"With the Emerson case now pending before the Fifth Circuit Court of Appeals, anything that the Attorney General says with respect to the Second Amendment is of mroe than passing interest," Barnes said in a written statement. "What's at stake here is the integrity of the U.S. Department of Justice."
Barnes and Harshbarger's complaint was accompanied by a letter written by Georgetown University Law Professor Samuel Dash.
"Attorney General John Ashcroft now, in an extrajudicial communication, has advocated a legal position challenging the constitutionality of that statute and, in effect, supporting the dismissal of the indictment," wrote Dash, a legal ethcis expert. "This act of disloyalty to his client, the United States, constitutes an impermissible conflict of interest."
But the Justice Department insists Ashcroft did no such thing and that the complaint against him is "based on inaccurate information."

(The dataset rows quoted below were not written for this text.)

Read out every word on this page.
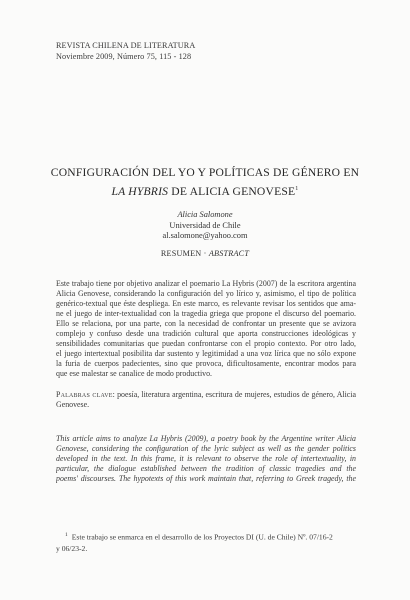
REVISTA CHILENA DE LITERATURA
Noviembre 2009, Número 75, 115 - 128
CONFIGURACIÓN DEL YO Y POLÍTICAS DE GÉNERO EN
LA HYBRIS DE ALICIA GENOVESE$^1$
Alicia Salomone
Universidad de Chile
al.salomone@yahoo.com
RESUMEN · ABSTRACT
Este trabajo tiene por objetivo analizar el poemario La Hybris (2007) de la escritora argentina
Alicia Genovese, considerando la configuración del yo lírico y, asimismo, el tipo de política
genérico-textual que éste despliega. En este marco, es relevante revisar los sentidos que ama-
ne el juego de inter-textualidad con la tragedia griega que propone el discurso del poemario.
Ello se relaciona, por una parte, con la necesidad de confrontar un presente que se avizora
complejo y confuso desde una tradición cultural que aporta construcciones ideológicas y
sensibilidades comunitarias que puedan confrontarse con el propio contexto. Por otro lado,
el juego intertextual posibilita dar sustento y legitimidad a una voz lírica que no sólo expone
la furia de cuerpos padecientes, sino que provoca, dificultosamente, encontrar modos para
que ese malestar se canalice de modo productivo.
Palabras clave: poesía, literatura argentina, escritura de mujeres, estudios de género, Alicia
Genovese.
This article aims to analyze La Hybris (2009), a poetry book by the Argentine writer Alicia
Genovese, considering the configuration of the lyric subject as well as the gender politics
developed in the text. In this frame, it is relevant to observe the role of intertextuality, in
particular, the dialogue established between the tradition of classic tragedies and the
poems' discourses. The hypotexts of this work maintain that, referring to Greek tragedy, the
$^1$ Este trabajo se enmarca en el desarrollo de los Proyectos DI (U. de Chile) Nº. 07/16-2
y 06/23-2.
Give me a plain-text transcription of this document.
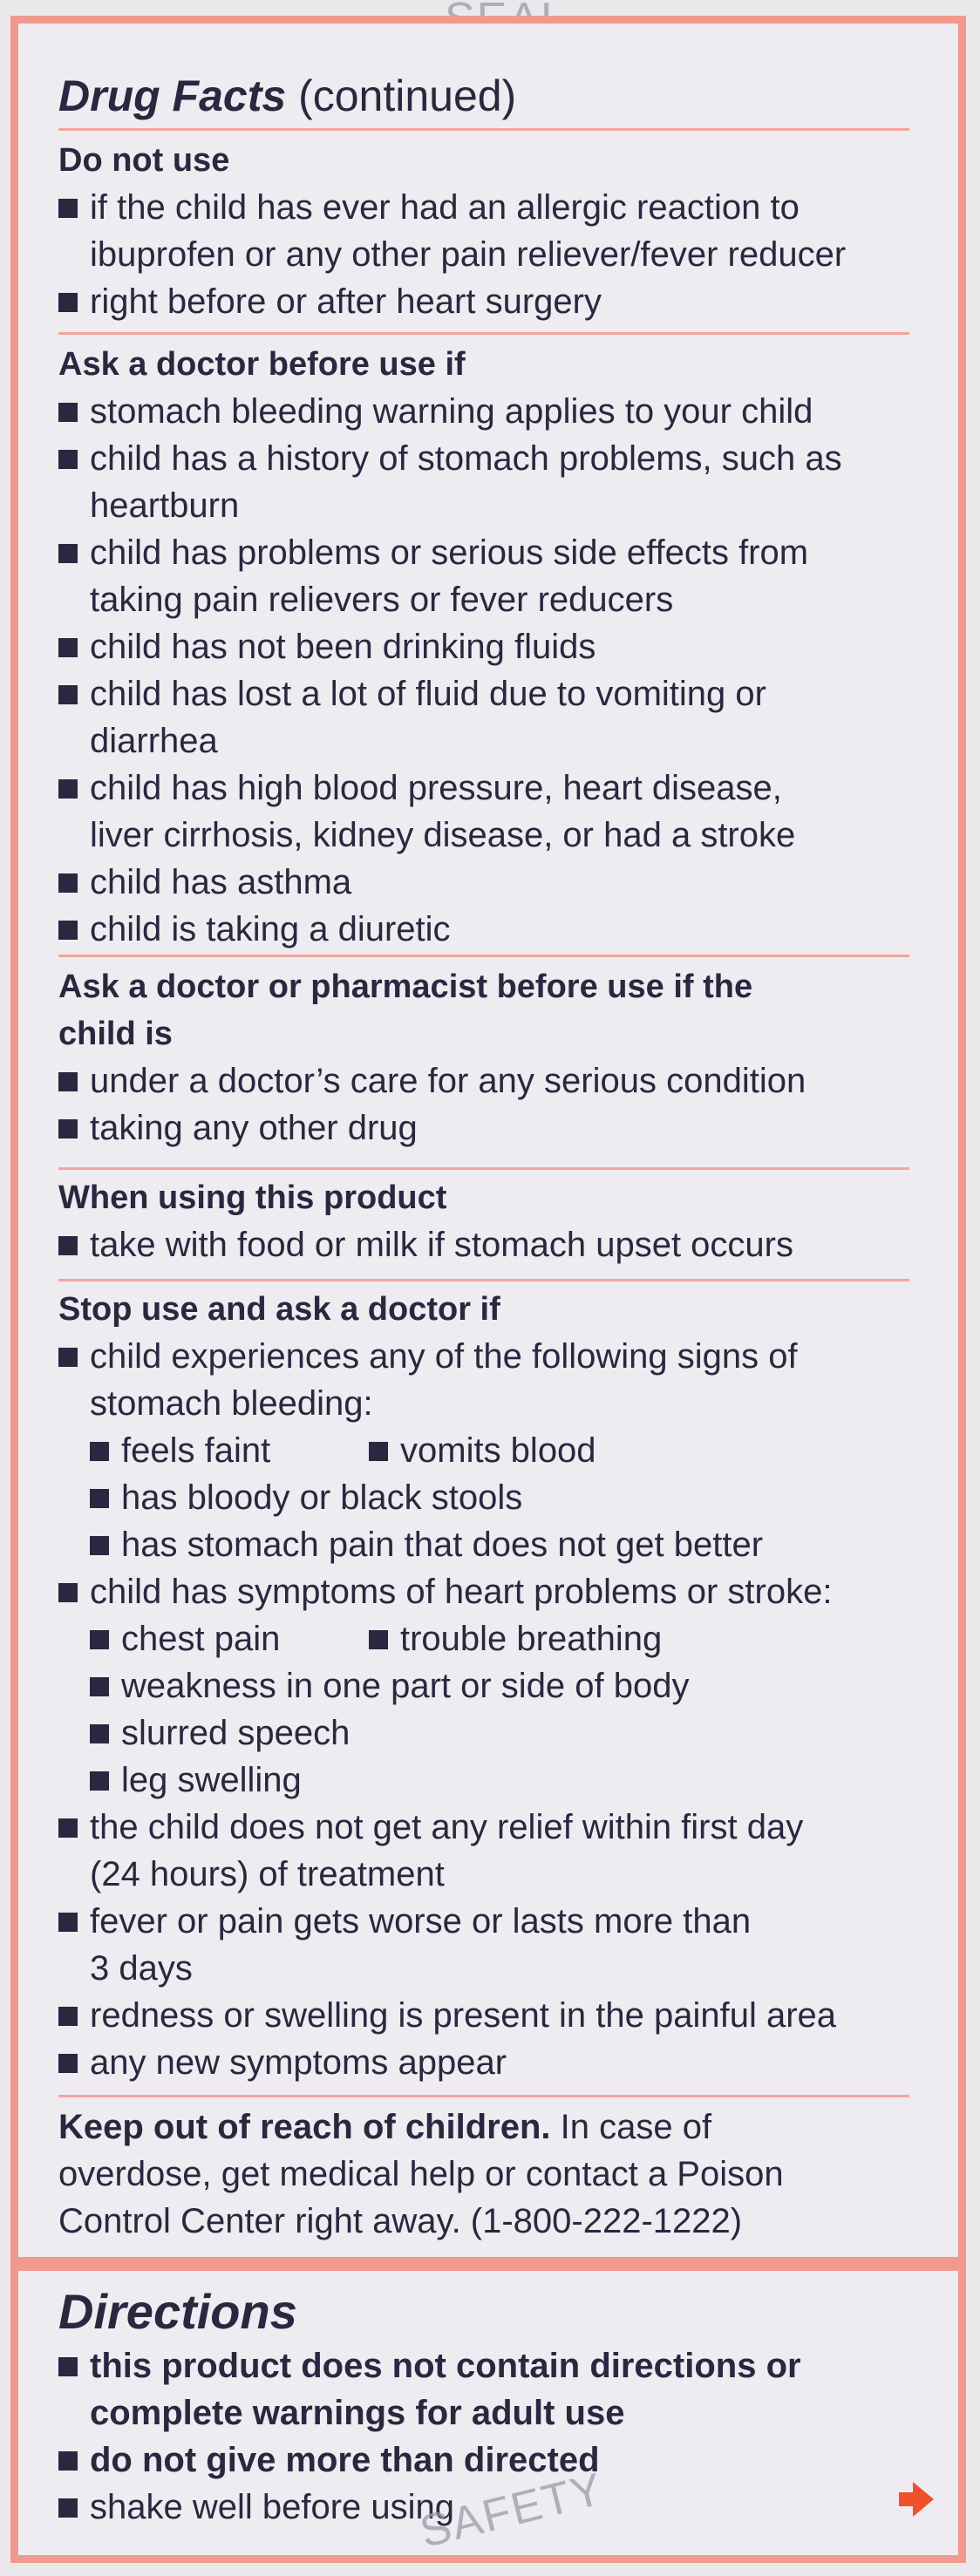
Drug Facts (continued)
Do not use
if the child has ever had an allergic reaction to
ibuprofen or any other pain reliever/fever reducer
right before or after heart surgery
Ask a doctor before use if
stomach bleeding warning applies to your child
child has a history of stomach problems, such as
heartburn
child has problems or serious side effects from
taking pain relievers or fever reducers
child has not been drinking fluids
child has lost a lot of fluid due to vomiting or
diarrhea
child has high blood pressure, heart disease,
liver cirrhosis, kidney disease, or had a stroke
child has asthma
child is taking a diuretic
Ask a doctor or pharmacist before use if the
child is
under a doctor’s care for any serious condition
taking any other drug
When using this product
take with food or milk if stomach upset occurs
Stop use and ask a doctor if
child experiences any of the following signs of
stomach bleeding:
feels faint	vomits blood
has bloody or black stools
has stomach pain that does not get better
child has symptoms of heart problems or stroke:
chest pain	trouble breathing
weakness in one part or side of body
slurred speech
leg swelling
the child does not get any relief within first day
(24 hours) of treatment
fever or pain gets worse or lasts more than
3 days
redness or swelling is present in the painful area
any new symptoms appear
Keep out of reach of children. In case of
overdose, get medical help or contact a Poison
Control Center right away. (1-800-222-1222)
Directions
this product does not contain directions or
complete warnings for adult use
do not give more than directed
shake well before using
SAFETY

"We haven't changed our position on the Emerson case at all," said Mindy Tucker, director of public affairs for the departmment. "We don't have to change our position on this case in any way."
She argued Ashcroft's position that the Constitution guarantees an "individual" right to bear arms does not conflict with the gun control statute in question.
"He believes they are reasonable restrictions to gun ownership," Tucker said of the attorney general. "But he does believe it's an individual and not a collective right — those are not mutually exclusive."